Abhi stopped pacing. "Do you think he's dead?"

It was a whisper, but it hit harder than any scream.

Neither of them answered.

Aryan exhaled slowly. The Aether in his veins responded — a faint shimmer beneath his skin, pulsing in rhythm with his heartbeat. He lifted his hand, watching as the glow seeped through the dried blood. For a moment, it almost looked beautiful — light fighting through the crimson. "If he isn't," Aryan said finally, "then this isn't over."

Ahan's eyes flicked toward him. "You think he's still out there?"

Aryan's fingers clenched, the light fading back into him. "I think death doesn't come easy to people like him. Or to monsters like the ones he fought."

The air shifted.

The low hum of the conduits deepened — not mechanical, but something else. A pulse. A heartbeat that didn't belong to any of them.

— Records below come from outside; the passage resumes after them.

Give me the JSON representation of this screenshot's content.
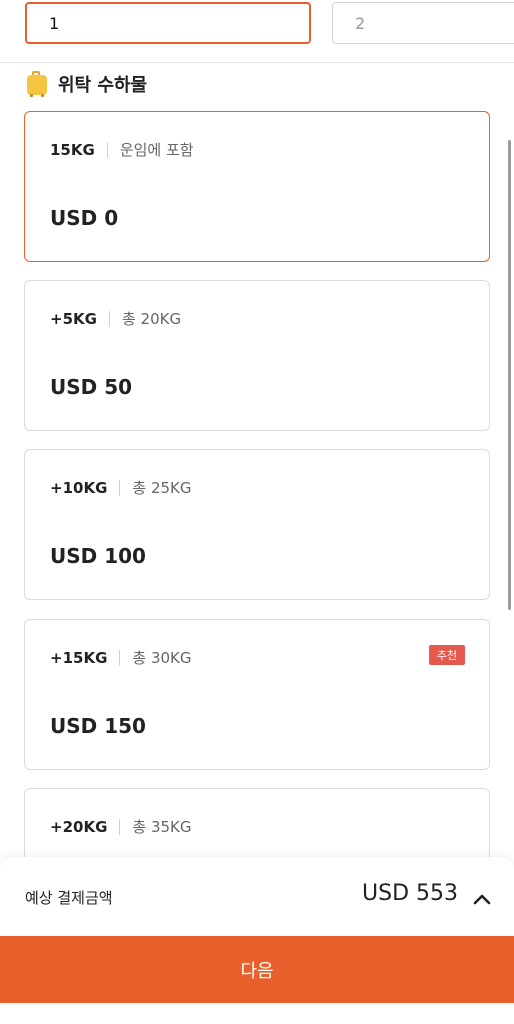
{
  "tabs": [
    {
      "label": "1",
      "active": true
    },
    {
      "label": "2",
      "active": false
    }
  ],
  "section": {
    "title": "위탁 수하물",
    "icon": "suitcase-icon"
  },
  "options": [
    {
      "weight": "15KG",
      "sub": "운임에 포함",
      "price": "USD 0",
      "selected": true
    },
    {
      "weight": "+5KG",
      "sub": "총 20KG",
      "price": "USD 50"
    },
    {
      "weight": "+10KG",
      "sub": "총 25KG",
      "price": "USD 100"
    },
    {
      "weight": "+15KG",
      "sub": "총 30KG",
      "price": "USD 150",
      "badge": "추천"
    },
    {
      "weight": "+20KG",
      "sub": "총 35KG",
      "price": ""
    }
  ],
  "footer": {
    "label": "예상 결제금액",
    "total": "USD 553",
    "toggle_icon": "chevron-up-icon"
  },
  "next_button": {
    "label": "다음"
  },
  "colors": {
    "accent": "#e8602c",
    "badge": "#e45a4d",
    "suitcase": "#f5c542"
  }
}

Abhi turned sharply, scanning the darkness beyond the collapsed corridor. "Did you feel that?"

Ahan was already on edge, his good hand reaching instinctively for the remnants of his weapon — a fractured Aether-blade that barely held shape. "It's probably another tremor—"

"No," Aryan interrupted, standing now. His senses sharpened, the residue of Aether in the air whispering warnings through his blood. "That's not the city."

Then they heard it.

A laugh.

Soft at first — like a memory — then growing deeper, distorted, spreading through the hollow tunnels like a ripple through water.

The light from the conduits began to flicker. Each pulse of illumination dimmed, swallowed by the shadows gathering near the corridor's end. Dust swirled, thick and heavy, until the shape began to emerge — not fully formed, but enough to freeze them in place.

Two eyes.

Black, endless, reflecting no light — only hunger.

The laugh grew sharper, almost amused.

Abhi stepped forward instinctively, his weapon flaring to life with a sputter of unstable Aether. "No," he whispered. "That's impossible."

Aryan didn't move. His jaw tightened, his pulse steady. "It's him."

Ahan's voice cracked, disbelief spilling through. "But—he died. He—he was gone."

The darkness breathed. The sound of footsteps — slow, deliberate — echoed closer, each step sending ripples through the dust. And then the voice came, deep and rasped, dragging the weight of ashes behind every word.

"Did you really think… something like me could die so easily?"

The sound twisted into laughter again, this time clear — rich with menace and delight.

The three of them stood motionless, every instinct screaming, every muscle coiled. The tunnels seemed to hold their breath.

And in that fragile stillness, the black eyes flared, and the Aether lights died one by one — plunging the ruins into complete, devouring dark.